XGB Tuned Regularization¶

Note on Results

These results are based on local validation sets provided during the competition phase and do not represent final official leaderboard standings.

Achieved the highest robust score (0.715) among all 25 models in local validation with strong cross-dataset generalization.

Cross-Dataset Performance¶

Metric	Dataset A	Dataset B
ROC AUC	0.7423	0.7705
F1 Score	0.5172	0.5424

Generalization Metric	Value
Robust Score	0.715 (Rank #1 in local validation)
Stability Score	96.3%
Min AUC	0.7423

Generalization Analysis¶

This model showed consistent performance across both datasets:

Dataset B AUC (0.7705) was higher than Dataset A (0.7423)
Stability score of 96.3% indicates low variance between datasets
F1 score also consistent: 0.5172 (A) vs 0.5424 (B)

Architecture¶

Input Features (70+) → RobustScaler → XGBoost (Regularized) → Probability

Hyperparameters¶

XGBClassifier(
    n_estimators=1500,
    max_depth=5,              # Shallower trees
    learning_rate=0.02,       # Slow learning rate
    subsample=0.85,
    colsample_bytree=0.8,
    colsample_bylevel=0.8,
    min_child_weight=15,      # Higher minimum leaf weight
    gamma=0.05,
    reg_alpha=0.05,           # L1 regularization
    reg_lambda=0.8,           # L2 regularization
    scale_pos_weight='auto',
    objective='binary:logistic',
    eval_metric='auc'
)

Key Design Decisions¶

Regularization¶

reg_alpha=0.05  # L1 (promotes sparsity)
reg_lambda=0.8  # L2 (shrinks weights)

Regularization parameters help prevent overfitting and support generalization.

Shallower Trees¶

max_depth=5          # vs. typical 6-8
min_child_weight=15  # vs. typical 3-5

Shallower trees with larger minimum leaf weights create simpler models that generalize across datasets.

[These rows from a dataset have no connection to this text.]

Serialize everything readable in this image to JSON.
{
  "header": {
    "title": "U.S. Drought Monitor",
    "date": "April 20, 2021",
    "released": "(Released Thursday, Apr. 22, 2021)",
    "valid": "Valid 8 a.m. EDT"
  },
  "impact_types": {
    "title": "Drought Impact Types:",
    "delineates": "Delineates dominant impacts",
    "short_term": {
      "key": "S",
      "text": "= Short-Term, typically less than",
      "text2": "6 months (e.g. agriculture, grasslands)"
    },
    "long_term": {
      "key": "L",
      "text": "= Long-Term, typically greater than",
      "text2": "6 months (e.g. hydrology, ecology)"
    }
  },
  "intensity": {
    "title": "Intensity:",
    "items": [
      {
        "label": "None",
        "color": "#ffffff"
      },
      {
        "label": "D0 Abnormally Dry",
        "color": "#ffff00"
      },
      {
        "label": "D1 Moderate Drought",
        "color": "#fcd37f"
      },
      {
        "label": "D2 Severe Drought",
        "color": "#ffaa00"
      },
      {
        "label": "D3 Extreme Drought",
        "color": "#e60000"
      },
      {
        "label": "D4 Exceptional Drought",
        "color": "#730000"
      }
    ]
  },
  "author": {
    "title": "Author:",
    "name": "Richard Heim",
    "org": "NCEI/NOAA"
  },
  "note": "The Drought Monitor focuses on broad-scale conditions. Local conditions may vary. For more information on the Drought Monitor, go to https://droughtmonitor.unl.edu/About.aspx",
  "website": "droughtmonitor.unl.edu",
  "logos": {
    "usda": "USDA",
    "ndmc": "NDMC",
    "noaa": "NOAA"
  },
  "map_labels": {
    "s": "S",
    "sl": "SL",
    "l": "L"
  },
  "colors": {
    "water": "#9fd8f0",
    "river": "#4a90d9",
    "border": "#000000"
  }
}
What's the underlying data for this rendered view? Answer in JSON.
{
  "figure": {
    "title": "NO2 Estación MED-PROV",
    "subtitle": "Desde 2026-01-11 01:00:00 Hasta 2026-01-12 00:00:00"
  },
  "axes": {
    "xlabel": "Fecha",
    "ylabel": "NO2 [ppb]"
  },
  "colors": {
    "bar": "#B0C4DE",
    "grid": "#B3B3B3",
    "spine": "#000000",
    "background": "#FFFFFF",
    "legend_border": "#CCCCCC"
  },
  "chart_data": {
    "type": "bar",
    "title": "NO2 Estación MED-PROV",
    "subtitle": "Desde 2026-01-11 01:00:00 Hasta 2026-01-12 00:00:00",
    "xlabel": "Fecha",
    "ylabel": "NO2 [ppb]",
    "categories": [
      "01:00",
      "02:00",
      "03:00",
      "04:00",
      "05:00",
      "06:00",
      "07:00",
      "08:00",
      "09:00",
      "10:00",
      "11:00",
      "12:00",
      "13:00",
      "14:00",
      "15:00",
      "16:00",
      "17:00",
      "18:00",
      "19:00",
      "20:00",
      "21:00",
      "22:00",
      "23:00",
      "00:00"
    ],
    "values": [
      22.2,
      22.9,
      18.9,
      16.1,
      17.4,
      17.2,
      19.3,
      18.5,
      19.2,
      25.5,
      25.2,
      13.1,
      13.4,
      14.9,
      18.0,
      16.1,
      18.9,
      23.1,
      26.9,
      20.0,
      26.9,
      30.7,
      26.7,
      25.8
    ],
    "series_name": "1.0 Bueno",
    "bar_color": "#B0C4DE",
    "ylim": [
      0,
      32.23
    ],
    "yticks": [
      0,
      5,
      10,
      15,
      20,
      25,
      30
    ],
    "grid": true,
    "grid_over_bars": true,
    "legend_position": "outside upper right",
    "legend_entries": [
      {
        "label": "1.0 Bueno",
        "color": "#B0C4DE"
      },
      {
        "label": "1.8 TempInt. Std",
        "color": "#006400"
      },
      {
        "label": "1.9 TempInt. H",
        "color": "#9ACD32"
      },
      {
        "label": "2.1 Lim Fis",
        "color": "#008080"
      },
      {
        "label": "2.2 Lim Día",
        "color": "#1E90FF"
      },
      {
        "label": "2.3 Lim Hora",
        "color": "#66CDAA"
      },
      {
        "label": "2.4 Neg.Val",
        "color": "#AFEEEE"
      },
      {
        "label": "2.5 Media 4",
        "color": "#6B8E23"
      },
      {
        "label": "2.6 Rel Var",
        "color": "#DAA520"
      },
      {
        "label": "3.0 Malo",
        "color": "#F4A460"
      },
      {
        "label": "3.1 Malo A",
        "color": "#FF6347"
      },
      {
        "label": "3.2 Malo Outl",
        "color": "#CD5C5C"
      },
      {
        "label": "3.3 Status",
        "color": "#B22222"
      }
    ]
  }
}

Many Trees with Slow Learning¶

learning_rate=0.02  # Slow learning rate
n_estimators=1500   # Many trees to compensate

Usage¶

cd xgb_tuned_regularization
python main.py --mode train --data-dir /path/to/data --model-path ./model.joblib
python main.py --mode infer --data-dir /path/to/data --model-path ./model.joblib

Comparison with Other Models¶

Model	Robust Score	Stability	Dataset A	Dataset B
xgb_tuned_regularization	0.715	96.3%	0.7423	0.7705
gradient_boost_comprehensive	0.538	82.4%	0.7930	0.6533
meta_stacking_7models	0.538	83.8%	0.7662	0.6422

Note: While gradient_boost achieved higher Dataset A AUC (0.7930), it showed lower stability (82.4%) and lower robust score (0.538) due to the drop on Dataset B.